The congenital muscular dystrophies are a group of genetically and clinically heterogeneous hereditary myopathies characterized by congenital hypotonia and muscle weakness, contractures, and delayed motor development. Muscle biopsy usually reveals a nonspecific dystrophic pattern. The clinical course is broadly variable and can involve the brain and eyes. Initial testing often includes clinical evaluation, muscle imaging, electromyography, and muscle biopsy, followed by targeted genetic testing.
Rigid spine with muscular dystrophy type 1 (RSMD1) is an autosomal recessive condition characterized by hypotonia, neck weakness, early scoliosis, muscle weakness, and respiratory insufficiency. The first symptoms are usually hypotonia and poor head control in the neonatal period. Rigidity of the spine evolves into scoliosis. Other features include proximal weakness of the limbs which can lead to a waddling gait and Gowers' sign, mild contractures of the extremities, and respiratory failure that can require nocturnal ventilatory assistance. Age of onset is approximately birth to one year of age; some individuals learn to walk around two and a half years of age while others never walk. A broad phenotypic spectrum has been observed.
Serum creatine kinase (CK) levels are normal to mildly elevated, and immunohistochemistry of muscle tissue shows normal laminin alpha 2 (mersoin) staining. Mutations in the SELENON gene (1p36-p35) cause RSMD1. SELENON mutations also cause mutliminicore disease and desmin-related myopathy with Mallory body-like inclusions.
For patients with suspected RSMD1, sequence analysis is recommended as the first step in mutation identification. For patients in whom mutations are not identified by full gene sequencing, deletion/duplication analysis is appropriate.
- Bonnemann, Carsten. Personal communication. July 8, 2009.
- Conti Reed, U. Congenital muscular dystrophy part I: A review of phenotypical and diagnostic aspects. Arq Neuropsiquiatr. 2009; 67:144-168.
- GeneTests: Congenital Muscular Dystrophy Overview. http://www.ncbi.nlm.nih.gov/bookshelf/br.fcgi?book=gene∂=cmd-overview
- Mendell, JR et al. The congenital muscular dystrophies: Recent advances and molecular insights. Ped and Dev Pathology. 2006; 9:427-443.
This test is indicated for:
- Confirmation of a clinical diagnosis of RSMD1
- Carrier testing in adults with a family history of RSMD1
PCR amplification of 13 exons contained in the SELENON gene as well as the SECIS region of the 3'UTR is performed on the patient's genomic DNA. Direct sequencing of amplification products is performed in both forward and reverse directions, using automated fluorescence dideoxy sequencing methods. The patient's gene sequences are then compared to a normal reference sequence. Sequence variations are classified as mutations, benign variants unrelated to disease, or variations of unknown clinical significance. Variants of unknown clinical significance may require further studies of the patient and/or family members. This assay does not interrogate the promoter region, deep intronic regions, or other regulatory elements, and does not detect large deletions.

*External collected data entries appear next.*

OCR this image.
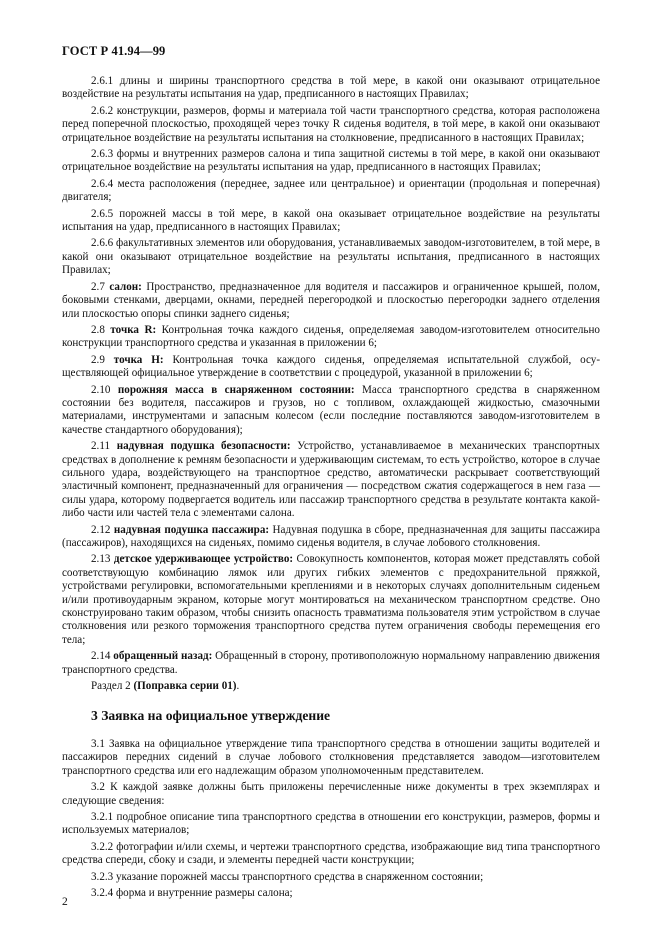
ГОСТ Р 41.94—99

2.6.1 длины и ширины транспортного средства в той мере, в какой они оказывают отрицательное воздействие на результаты испытания на удар, предписанного в настоящих Правилах;

2.6.2 конструкции, размеров, формы и материала той части транспортного средства, которая расположена перед поперечной плоскостью, проходящей через точку R сиденья водителя, в той мере, в какой они оказывают отрицательное воздействие на результаты испытания на столкновение, предписанного в настоящих Правилах;

2.6.3 формы и внутренних размеров салона и типа защитной системы в той мере, в какой они оказывают отрицательное воздействие на результаты испытания на удар, предписанного в настоящих Правилах;

2.6.4 места расположения (переднее, заднее или центральное) и ориентации (продольная и поперечная) двигателя;

2.6.5 порожней массы в той мере, в какой она оказывает отрицательное воздействие на результаты испытания на удар, предписанного в настоящих Правилах;

2.6.6 факультативных элементов или оборудования, устанавливаемых заводом-изготовителем, в той мере, в какой они оказывают отрицательное воздействие на результаты испытания, предписанного в настоящих Правилах;

2.7 салон: Пространство, предназначенное для водителя и пассажиров и ограниченное крышей, полом, боковыми стенками, дверцами, окнами, передней перегородкой и плоскостью перегородки заднего отделения или плоскостью опоры спинки заднего сиденья;

2.8 точка R: Контрольная точка каждого сиденья, определяемая заводом-изготовителем относительно конструкции транспортного средства и указанная в приложении 6;

2.9 точка H: Контрольная точка каждого сиденья, определяемая испытательной службой, осуществляющей официальное утверждение в соответствии с процедурой, указанной в приложении 6;

2.10 порожняя масса в снаряженном состоянии: Масса транспортного средства в снаряженном состоянии без водителя, пассажиров и грузов, но с топливом, охлаждающей жидкостью, смазочными материалами, инструментами и запасным колесом (если последние поставляются заводом-изготовителем в качестве стандартного оборудования);

2.11 надувная подушка безопасности: Устройство, устанавливаемое в механических транспортных средствах в дополнение к ремням безопасности и удерживающим системам, то есть устройство, которое в случае сильного удара, воздействующего на транспортное средство, автоматически раскрывает соответствующий эластичный компонент, предназначенный для ограничения — посредством сжатия содержащегося в нем газа — силы удара, которому подвергается водитель или пассажир транспортного средства в результате контакта какой-либо части или частей тела с элементами салона.

2.12 надувная подушка пассажира: Надувная подушка в сборе, предназначенная для защиты пассажира (пассажиров), находящихся на сиденьях, помимо сиденья водителя, в случае лобового столкновения.

2.13 детское удерживающее устройство: Совокупность компонентов, которая может представлять собой соответствующую комбинацию лямок или других гибких элементов с предохранительной пряжкой, устройствами регулировки, вспомогательными креплениями и в некоторых случаях дополнительным сиденьем и/или противоударным экраном, которые могут монтироваться на механическом транспортном средстве. Оно сконструировано таким образом, чтобы снизить опасность травматизма пользователя этим устройством в случае столкновения или резкого торможения транспортного средства путем ограничения свободы перемещения его тела;

2.14 обращенный назад: Обращенный в сторону, противоположную нормальному направлению движения транспортного средства.

Раздел 2 (Поправка серии 01).

3 Заявка на официальное утверждение

3.1 Заявка на официальное утверждение типа транспортного средства в отношении защиты водителей и пассажиров передних сидений в случае лобового столкновения представляется заводом—изготовителем транспортного средства или его надлежащим образом уполномоченным представителем.

3.2 К каждой заявке должны быть приложены перечисленные ниже документы в трех экземплярах и следующие сведения:

3.2.1 подробное описание типа транспортного средства в отношении его конструкции, размеров, формы и используемых материалов;

3.2.2 фотографии и/или схемы, и чертежи транспортного средства, изображающие вид типа транспортного средства спереди, сбоку и сзади, и элементы передней части конструкции;

3.2.3 указание порожней массы транспортного средства в снаряженном состоянии;

3.2.4 форма и внутренние размеры салона;

2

Clinical Unknown. Mutations in the promoter region, some mutations in the introns and other regulatory element mutations cannot be detected by this analysis. Large deletions will not be detected by this analysis. Results of molecular analysis should be interpreted in the context of the patient's biochemical phenotype.
Analytical Sensitivity: ~99%
Infants and Young Children (<2 years of age): 2-3 ml
Children > 2 years of age to 10 years old: 3-5 ml
Older Children & Adults: 5-10 ml
Autopsy: 2-3 ml unclotted cord or cardiac blood
Isolation using the Perkin Elmer™Chemagen™ Chemagen™ Automated Extraction method or Qiagen™ Puregene kit for DNA extraction is recommended.
Orangene™ Saliva Collection Kit used according to manufacturer instructions. Please contact EGL for a Saliva Collection Kit for patients that cannot provide a blood sample.
Submit copies of diagnostic biochemical test results with the sample, if appropriate. Contact the laboratory if further information is needed.
Sequence analysis is required before deletion/duplication analysis by targeted CGH array. If sequencing is performed outside of EGL Genetics, please submit a copy of the sequencing report with the test requisition.
- Deletion/duplication analysis of the SELENON gene by CGH array is available for those individuals in whom sequence analysis is negative.
- Familial mutation testing is available to family members if mutations are identified by targeted mutation testing or sequencing analysis.
- Prenatal testing is available to couples who are confirmed carriers of mutations. Please contact the laboratory genetic counselor to discuss appropriate testing prior to collecting a prenatal specimen.